I have been accused lately of pampering my chickens and I suppose that is true. If pampering them means feeding them, loving them and taking care of them as well as I feed my family… then I am definitely guilty.
Herbs and mash are a tasty chicken treat.
I do feel strongly that their health comes through in their egg production numbers as well as in the quality and taste of their eggs. And I want the healthiest chickens and eggs possible. So I feel my efforts are worth it. I want eggs with the highest quality of healthy fat, Omega 3’s possible.
My girls get fed layers feed, greens, herbs, “high-test” (a special high protein concoction I make that is intended to fill them up and keep them warm at night in colder temperatures) and some kitchen scraps. Their live greens includes sprouted barley greens and mung beans.
Wet feed and fresh greens are a hit in the coop.
Beautiful brown eggs!
This week our 8 girls are now laying seven eggs most days. I am thrilled! After months of planning, building, growing, teaching and feeding; these eggs are our reward for a job well done.
The four-year-old Cochin/Phoenix mix’s are good layers and quite winter hardy in spite of their petite and delicate look. Fluffy Snowball, Sweet Pea, Freckles and Goldie, had a 6-week long broody this fall followed by a hard molt. At the same time we thought we might lose Freckles as her comb went gray and she acted as if she was not feeling at all well but some extra TLC and lots of extra protein brought her back around.

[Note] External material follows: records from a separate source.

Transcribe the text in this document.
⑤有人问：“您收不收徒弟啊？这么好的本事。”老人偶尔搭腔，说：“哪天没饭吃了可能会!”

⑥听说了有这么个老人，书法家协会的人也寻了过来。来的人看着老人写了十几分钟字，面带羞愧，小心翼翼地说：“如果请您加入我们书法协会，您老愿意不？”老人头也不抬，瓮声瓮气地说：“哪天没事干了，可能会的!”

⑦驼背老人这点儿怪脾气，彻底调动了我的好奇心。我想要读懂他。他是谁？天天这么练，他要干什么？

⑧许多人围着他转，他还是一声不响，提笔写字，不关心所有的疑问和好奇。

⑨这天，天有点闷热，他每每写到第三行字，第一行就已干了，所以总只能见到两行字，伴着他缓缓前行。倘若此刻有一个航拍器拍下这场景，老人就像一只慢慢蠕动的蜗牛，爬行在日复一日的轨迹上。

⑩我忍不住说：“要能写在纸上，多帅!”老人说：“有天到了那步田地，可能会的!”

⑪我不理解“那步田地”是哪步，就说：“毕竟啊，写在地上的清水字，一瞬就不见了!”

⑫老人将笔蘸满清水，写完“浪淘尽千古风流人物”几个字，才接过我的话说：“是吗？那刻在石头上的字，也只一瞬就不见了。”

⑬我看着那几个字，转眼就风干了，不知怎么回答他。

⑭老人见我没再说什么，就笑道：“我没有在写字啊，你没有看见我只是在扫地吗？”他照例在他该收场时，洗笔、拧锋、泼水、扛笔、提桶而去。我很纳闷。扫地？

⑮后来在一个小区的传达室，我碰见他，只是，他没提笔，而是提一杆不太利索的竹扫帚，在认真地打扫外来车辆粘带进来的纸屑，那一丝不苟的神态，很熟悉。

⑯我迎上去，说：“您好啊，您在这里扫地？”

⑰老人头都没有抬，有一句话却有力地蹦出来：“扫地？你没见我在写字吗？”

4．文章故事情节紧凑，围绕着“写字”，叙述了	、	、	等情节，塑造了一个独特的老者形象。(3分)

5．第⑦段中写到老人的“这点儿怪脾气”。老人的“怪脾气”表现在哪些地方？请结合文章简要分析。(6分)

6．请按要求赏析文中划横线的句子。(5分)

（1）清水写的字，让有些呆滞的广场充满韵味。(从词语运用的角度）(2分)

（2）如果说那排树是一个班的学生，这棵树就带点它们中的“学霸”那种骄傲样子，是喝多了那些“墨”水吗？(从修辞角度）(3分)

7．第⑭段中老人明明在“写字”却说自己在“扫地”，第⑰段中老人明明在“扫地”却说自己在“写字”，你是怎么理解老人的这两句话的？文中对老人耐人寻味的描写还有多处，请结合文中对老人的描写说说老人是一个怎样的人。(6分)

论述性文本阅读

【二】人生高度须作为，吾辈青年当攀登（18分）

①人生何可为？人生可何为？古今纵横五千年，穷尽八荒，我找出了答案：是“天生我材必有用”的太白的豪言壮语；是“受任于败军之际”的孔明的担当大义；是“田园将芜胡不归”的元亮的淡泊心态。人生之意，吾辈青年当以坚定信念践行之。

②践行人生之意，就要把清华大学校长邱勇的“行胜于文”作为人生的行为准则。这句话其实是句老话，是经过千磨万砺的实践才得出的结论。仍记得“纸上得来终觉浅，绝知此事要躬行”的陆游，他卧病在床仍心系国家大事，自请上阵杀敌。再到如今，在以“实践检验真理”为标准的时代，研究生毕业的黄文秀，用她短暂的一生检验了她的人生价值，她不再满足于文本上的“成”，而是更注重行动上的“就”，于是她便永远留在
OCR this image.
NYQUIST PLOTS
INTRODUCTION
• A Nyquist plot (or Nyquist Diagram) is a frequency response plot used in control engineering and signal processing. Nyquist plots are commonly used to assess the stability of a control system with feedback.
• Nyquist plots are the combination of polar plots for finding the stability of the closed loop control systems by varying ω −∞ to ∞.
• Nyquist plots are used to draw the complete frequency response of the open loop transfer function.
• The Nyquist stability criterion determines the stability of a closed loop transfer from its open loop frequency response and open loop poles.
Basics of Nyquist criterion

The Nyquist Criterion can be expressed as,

Her comb is red again and while she is still the lowest chicken in the Cochin flock, she is happily eating, ranging and laying eggs again. She and Snowball are best buds.

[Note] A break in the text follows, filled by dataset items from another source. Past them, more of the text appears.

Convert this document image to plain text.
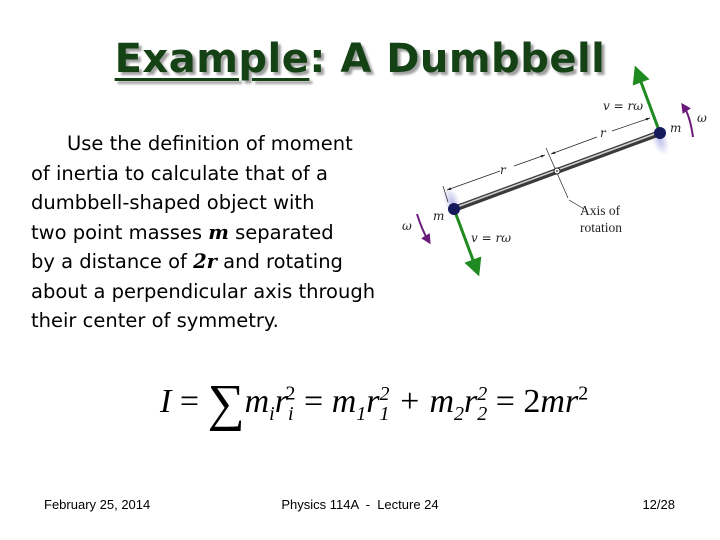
Example: A Dumbbell
Use the definition of moment
of inertia to calculate that of a
dumbbell-shaped object with
two point masses m separated
by a distance of 2r and rotating
about a perpendicular axis through
their center of symmetry.
v = rω
v = rω
m
m
ω
ω
r
r
Axis of
rotation
$I = \sum m_ir_i^2 = m_1r_1^2 + m_2r_2^2 = 2mr^2$
February 25, 2014	Physics 114A  -  Lecture 24	12/28
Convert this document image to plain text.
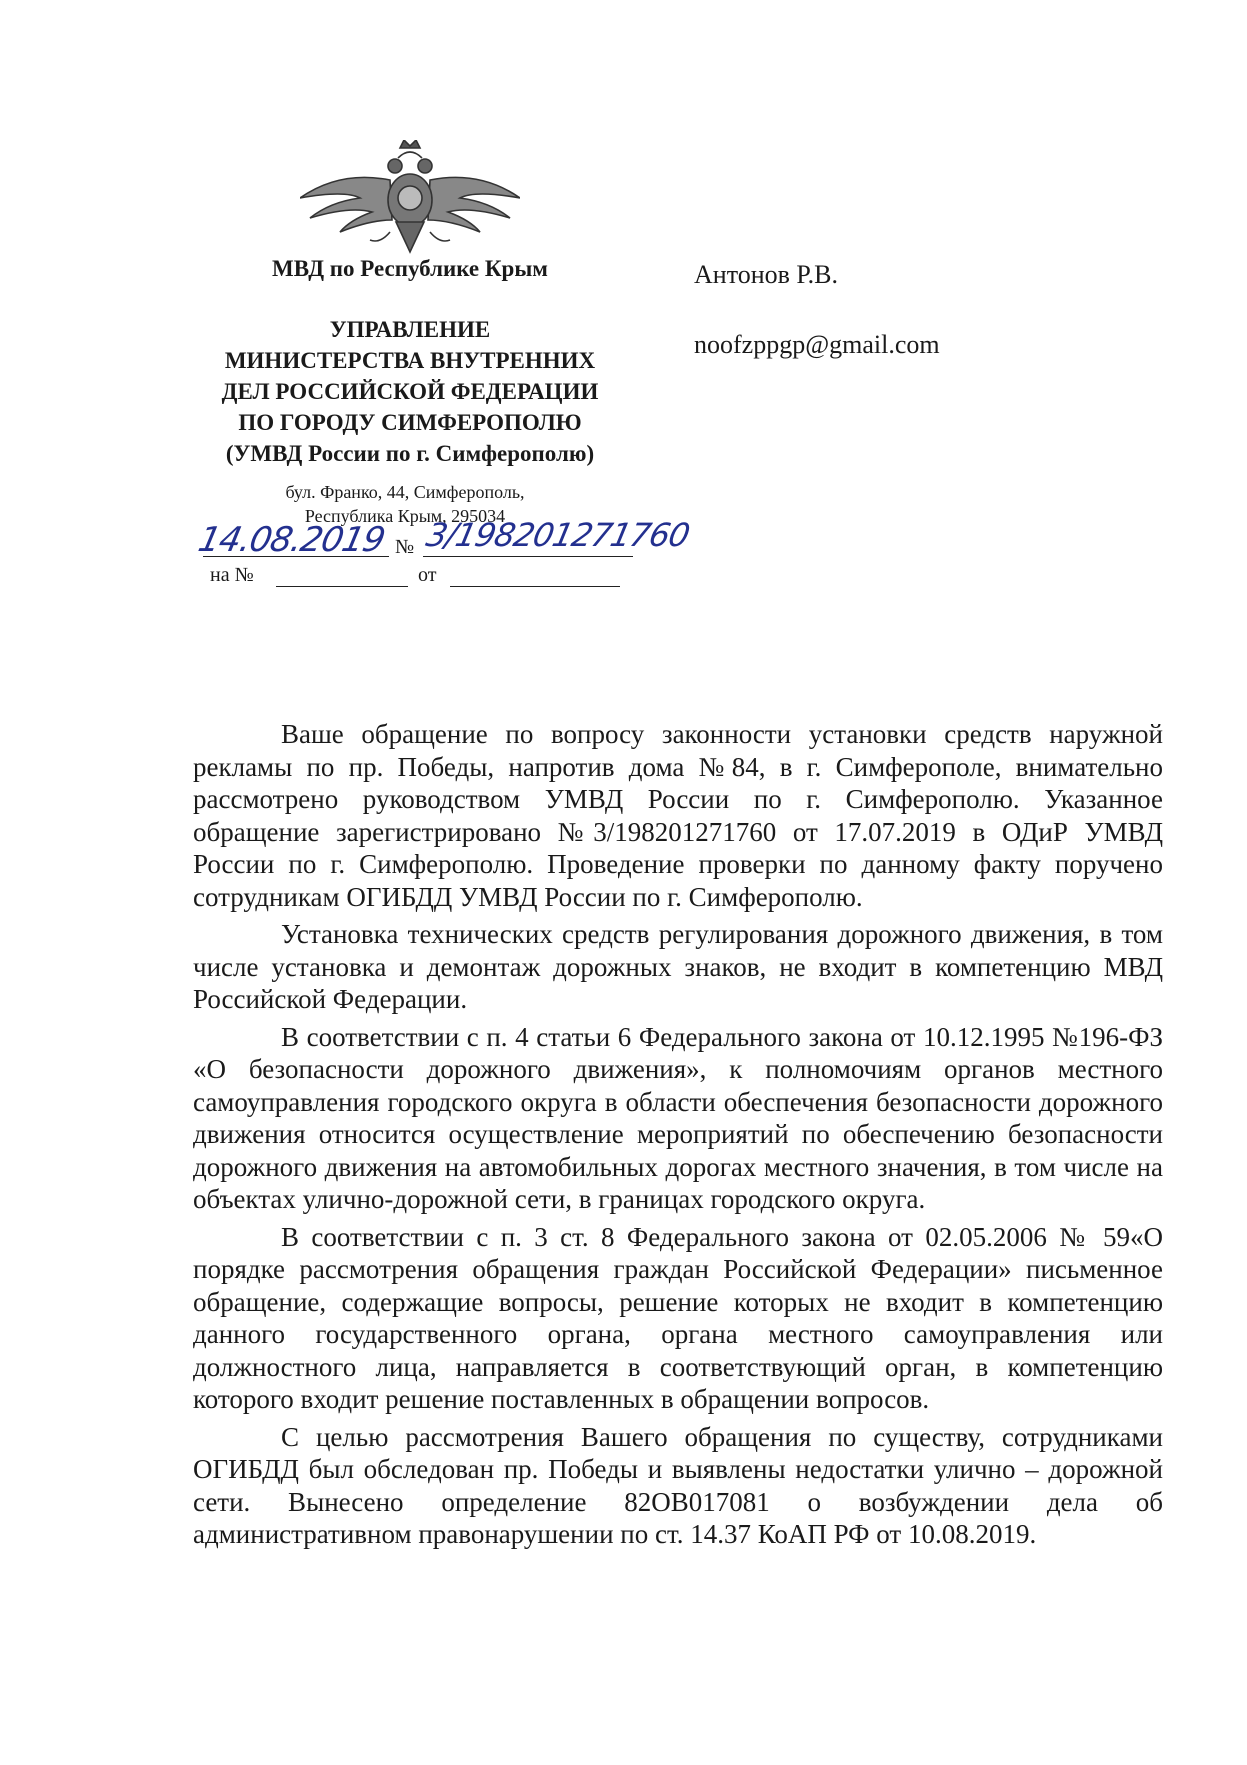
МВД по Республике Крым
УПРАВЛЕНИЕ
МИНИСТЕРСТВА ВНУТРЕННИХ
ДЕЛ РОССИЙСКОЙ ФЕДЕРАЦИИ
ПО ГОРОДУ СИМФЕРОПОЛЮ
(УМВД России по г. Симферополю)
бул. Франко, 44, Симферополь,
Республика Крым, 295034
14.08.2019 № 3/198201271760
на №	от
Антонов Р.В.
noofzppgp@gmail.com

Ваше обращение по вопросу законности установки средств наружной рекламы по пр. Победы, напротив дома №84, в г. Симферополе, внимательно рассмотрено руководством УМВД России по г. Симферополю. Указанное обращение зарегистрировано №3/198201271760 от 17.07.2019 в ОДиР УМВД России по г. Симферополю. Проведение проверки по данному факту поручено сотрудникам ОГИБДД УМВД России по г. Симферополю.

Установка технических средств регулирования дорожного движения, в том числе установка и демонтаж дорожных знаков, не входит в компетенцию МВД Российской Федерации.

В соответствии с п. 4 статьи 6 Федерального закона от 10.12.1995 №196-ФЗ «О безопасности дорожного движения», к полномочиям органов местного самоуправления городского округа в области обеспечения безопасности дорожного движения относится осуществление мероприятий по обеспечению безопасности дорожного движения на автомобильных дорогах местного значения, в том числе на объектах улично-дорожной сети, в границах городского округа.

В соответствии с п. 3 ст. 8 Федерального закона от 02.05.2006 № 59«О порядке рассмотрения обращения граждан Российской Федерации» письменное обращение, содержащие вопросы, решение которых не входит в компетенцию данного государственного органа, органа местного самоуправления или должностного лица, направляется в соответствующий орган, в компетенцию которого входит решение поставленных в обращении вопросов.

С целью рассмотрения Вашего обращения по существу, сотрудниками ОГИБДД был обследован пр. Победы и выявлены недостатки улично – дорожной сети. Вынесено определение 82OB017081 о возбуждении дела об административном правонарушении по ст. 14.37 КоАП РФ от 10.08.2019.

The Cochin/Phoenix mixes are have quite the conversation.
The four Rhode Island Reds are teenagers now at 7-months-old and full of piss and vinegar. Named by our North Carolina granddaughters they are; Elsa, Crystal, Anna and Alice they are names of course come from the Frozen movie phenomena. What do I expect with granddaughters ages 6 and 4!!
Totally spoiled, they see me and come running and begging for food and asking to get out of the coop for supervised free range time. I try to accommodate them as often as possible. All the Rhodies are finally all laying and clamoring for scratch and peck time in the woods. These Rhodies are sturdy birds that are very serious about their free ranging….they live to dig and hunt!

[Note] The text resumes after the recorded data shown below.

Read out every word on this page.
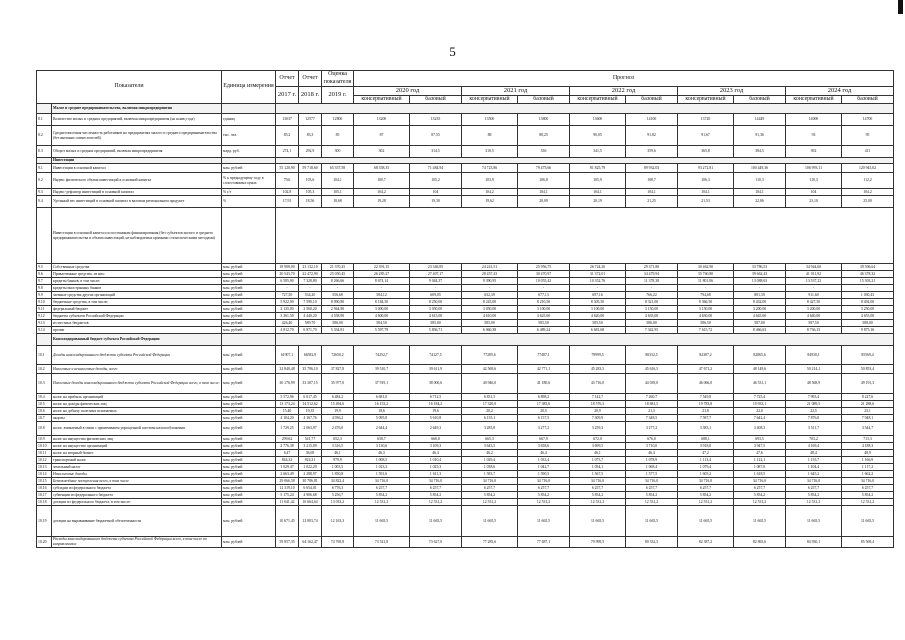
5
Показатели		Единица измерения	Отчет	Отчет	Оценка показателя	Прогноз									
			2017 г.	2018 г.	2019 г.	2020 год		2021 год		2022 год		2023 год		2024 год	
						консервативный	базовый	консервативный	базовый	консервативный	базовый	консервативный	базовый	консервативный	базовый
	Малое и среднее предпринимательство, включая микропредприятия														
8.1	Количество малых и средних предприятий, включая микропредприятия (на конец года)	единиц	13037	12577	12800	13200	13235	13500	13800	13600	14100	13720	14449	14000	14700
8.2	Среднесписочная численность работников на предприятиях малого и среднего предпринимательства (без внешних совместителей)	тыс. чел.	85,2	83,3	85	87	87,55	88	88,25	90,05	91,82	91,67	91,36	93	95
8.3	Оборот малых и средних предприятий, включая микропредприятия	млрд. руб.	274,1	292,9	300	302	314,5	310,5	336	341,5	359,6	365,8	384,5	392	411
	Инвестиции														
9.1	Инвестиции в основной капитал	млн. рублей	55 120,90	59 718,60	65 337,58	68 358,35	71 484,94	74 723,86	79 475,66	81 825,79	89 932,03	93 272,81	100 449,36	106 993,11	120 945,02
9.2	Индекс физического объема инвестиций в основной капитал	% к предыдущему году в сопоставимых ценах	79,6	103,6	104,1	100,7	105,2	103,9	106,8	105,9	108,7	106,3	110,3	110,3	112,2
9.3	Индекс-дефлятор инвестиций в основной капитал	% г/г	102,8	105,3	105,1	104,2	104	104,2	104,1	104,1	104,1	104,1	104,1	104	104,2
9.4	Удельный вес инвестиций в основной капитал в валовом региональном продукте	%	17,91	18,56	18,68	19,28	19,30	19,62	20,09	20,19	21,25	21,53	22,86	23,10	25,00
	Инвестиции в основной капитал по источникам финансирования (без субъектов малого и среднего предпринимательства и объема инвестиций, не наблюдаемых прямыми статистическими методами)														
9.5	Собственные средства	млн. рублей	18 908,00	23 132,10	21 370,25	22 391,15	23 346,85	24 241,51	25 956,75	26 724,20	29 371,80	30 462,90	33 786,53	34 944,60	39 506,64
9.6	Привлеченные средства, из них:	млн. рублей	20 543,70	22 472,90	25 050,45	26 285,27	27 407,17	28 457,43	30 470,97	31 372,01	34 479,94	35 760,80	39 662,43	41 011,92	46 378,32
9.7	кредиты банков, в том числе:	млн. рублей	6 585,90	7 328,80	8 266,66	8 674,14	9 044,37	9 390,95	10 055,42	10 352,76	11 378,38	11 801,06	13 088,63	13 537,23	15 303,21
9.8	кредиты иностранных банков	млн. рублей	-	-	-	-	-	-	-	-	-	-	-	-	-
9.9	заемные средства других организаций	млн. рублей	727,50	534,20	556,68	584,12	609,05	632,39	677,13	697,16	766,22	794,68	881,39	911,60	1 030,43
9.10	бюджетные средства, в том числе:	млн. рублей	5 922,90	7 590,10	8 090,80	8 184,50	8 250,00	8 245,00	8 210,50	8 305,50	8 321,00	8 366,50	8 432,00	8 427,50	8 492,00
9.11	федеральный бюджет	млн. рублей	2 135,00	2 560,20	2 944,90	3 000,00	3 050,00	3 050,00	3 100,00	3 100,00	3 150,00	3 150,00	3 200,00	3 200,00	3 250,00
9.12	бюджеты субъектов Российской Федерации	млн. рублей	3 361,50	4 440,20	4 558,90	4 600,00	4 615,00	4 610,00	4 625,00	4 620,00	4 635,00	4 630,00	4 645,00	4 640,00	4 655,00
9.13	из местных бюджетов	млн. рублей	426,40	589,70	586,00	584,50	585,00	585,00	585,50	585,50	586,00	586,50	587,00	587,50	588,00
9.14	прочие	млн. рублей	4 812,70	6 971,70	5 334,81	5 597,79	5 836,71	6 060,38	6 489,24	6 681,68	7 342,95	7 615,72	8 466,63	8 736,15	9 875,16
	Консолидированный бюджет субъекта Российской Федерации														
10.1	Доходы консолидированного бюджета субъекта Российской Федерации	млн. рублей	61907,1	66582,9	72650,2	74252,7	74127,5	77285,6	77487,1	79999,5	80332,5	82387,2	82865,6	84930,1	85569,4
10.2	Налоговые и неналоговые доходы, всего	млн. рублей	32 840,48	35 796,10	37 827,8	39 510,7	39 611,9	42 569,6	42 771,1	45 283,5	45 616,5	47 671,2	48 149,6	50 214,1	50 853,4
10.3	Налоговые доходы консолидированного бюджета субъекта Российской Федерации всего, в том числе:	млн. рублей	30 176,99	33 307,15	35 977,0	37 919,1	38 000,6	40 946,0	41 180,6	43 716,0	44 039,0	46 066,0	46 531,1	48 568,9	49 191,3
10.4	налог на прибыль организаций	млн. рублей	5 572,96	6 017,45	6 484,2	6 681,0	6 712,5	6 831,5	6 898,2	7 142,7	7 260,7	7 549,8	7 725,4	7 993,4	8 227,6
10.5	налог на доходы физических лиц	млн. рублей	13 173,24	14 512,62	15 494,6	16 153,2	16 184,2	17 320,0	17 385,6	18 576,3	18 681,5	19 783,8	19 933,1	21 089,5	21 288,6
10.6	налог на добычу полезных ископаемых	млн. рублей	15,40	19,35	19,9	19,6	19,6	20,2	20,5	20,9	21,3	21,8	22,0	22,5	23,1
10.7	акцизы	млн. рублей	4 104,20	4 167,76	4 936,2	5 095,8	5 610,8	6 135,1	6 157,5	7 309,9	7 348,5	7 587,7	7 642,4	7 876,0	7 948,1
10.8	налог, взимаемый в связи с применением упрощенной системы налогообложения	млн. рублей	1 729,25	2 063,97	2 476,0	2 644,4	2 649,3	3 285,8	3 277,2	3 259,3	3 277,2	3 383,1	3 408,3	3 511,7	3 544,7
10.9	налог на имущество физических лиц	млн. рублей	299,62	541,77	652,3	658,7	660,0	665,3	667,9	672,0	676,0	688,1	693,5	703,2	713,3
10.10	налог на имущество организаций	млн. рублей	2 776,38	3 215,09	3 316,5	3 130,6	3 109,3	3 643,5	3 658,6	3 699,5	3 710,0	3 918,0	3 947,5	4 169,4	4 188,3
10.11	налог на игорный бизнес	млн. рублей	6,47	36,69	46,1	46,3	46,4	46,2	46,4	46,1	46,4	47,2	47,6	48,4	48,9
10.12	транспортный налог	млн. рублей	844,32	924,31	979,9	1 008,5	1 010,4	1 029,4	1 033,4	1 073,7	1 078,9	1 113,4	1 122,1	1 155,7	1 166,9
10.13	земельный налог	млн. рублей	1 029,47	1 022,29	1 003,5	1 023,3	1 025,3	1 038,6	1 042,7	1 054,1	1 068,4	1 079,4	1 087,0	1 104,4	1 117,2
10.14	Неналоговые доходы	млн. рублей	2 663,49	2 288,97	1 850,8	1 591,6	1 611,3	1 583,7	1 590,5	1 567,5	1 577,5	1 605,2	1 618,5	1 645,2	1 662,2
10.15	Безвозмездные поступления всего, в том числе	млн. рублей	29 066,58	30 786,81	34 822,4	34 716,0	34 716,0	34 716,0	34 716,0	34 716,0	34 716,0	34 716,0	34 716,0	34 716,0	34 716,0
10.16	субсидии из федерального бюджета	млн. рублей	12 319,10	6 654,01	6 776,3	6 257,7	6 257,7	6 257,7	6 257,7	6 257,7	6 257,7	6 257,7	6 257,7	6 257,7	6 257,7
10.17	субвенции из федерального бюджета	млн. рублей	5 175,24	4 906,68	5 256,7	5 854,2	5 854,2	5 854,2	5 854,2	5 854,2	5 854,2	5 854,2	5 854,2	5 854,2	5 854,2
10.18	дотации из федерального бюджета, в том числе:	млн. рублей	11 041,42	16 664,64	13 033,2	12 531,2	12 531,2	12 531,2	12 531,2	12 531,2	12 531,2	12 531,2	12 531,2	12 531,2	12 531,2
10.19	дотации на выравнивание бюджетной обеспеченности	млн. рублей	10 671,45	12 803,74	12 163,3	11 665,5	11 665,5	11 665,5	11 665,5	11 665,5	11 665,5	11 665,5	11 665,5	11 665,5	11 665,5
10.20	Расходы консолидированного бюджета субъекта Российской Федерации всего, в том числе по направлениям:	млн. рублей	59 857,35	64 162,47	74 769,8	73 521,8	73 627,0	77 285,6	77 487,1	79 999,5	80 332,5	82 387,2	82 865,6	84 930,1	85 569,4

Fully grown Rhode Island Reds are masterful egg layers.
All kidding aside; I am happy to see our chickens healthy and prospering. They have glossy feathers, bright red combs and healthy bodies. They lay delicious eggs and make great fertilizer for our garden. They work the soil and keep the bugs at bay.
Working chickens on the homestead are part of our path to sustainability.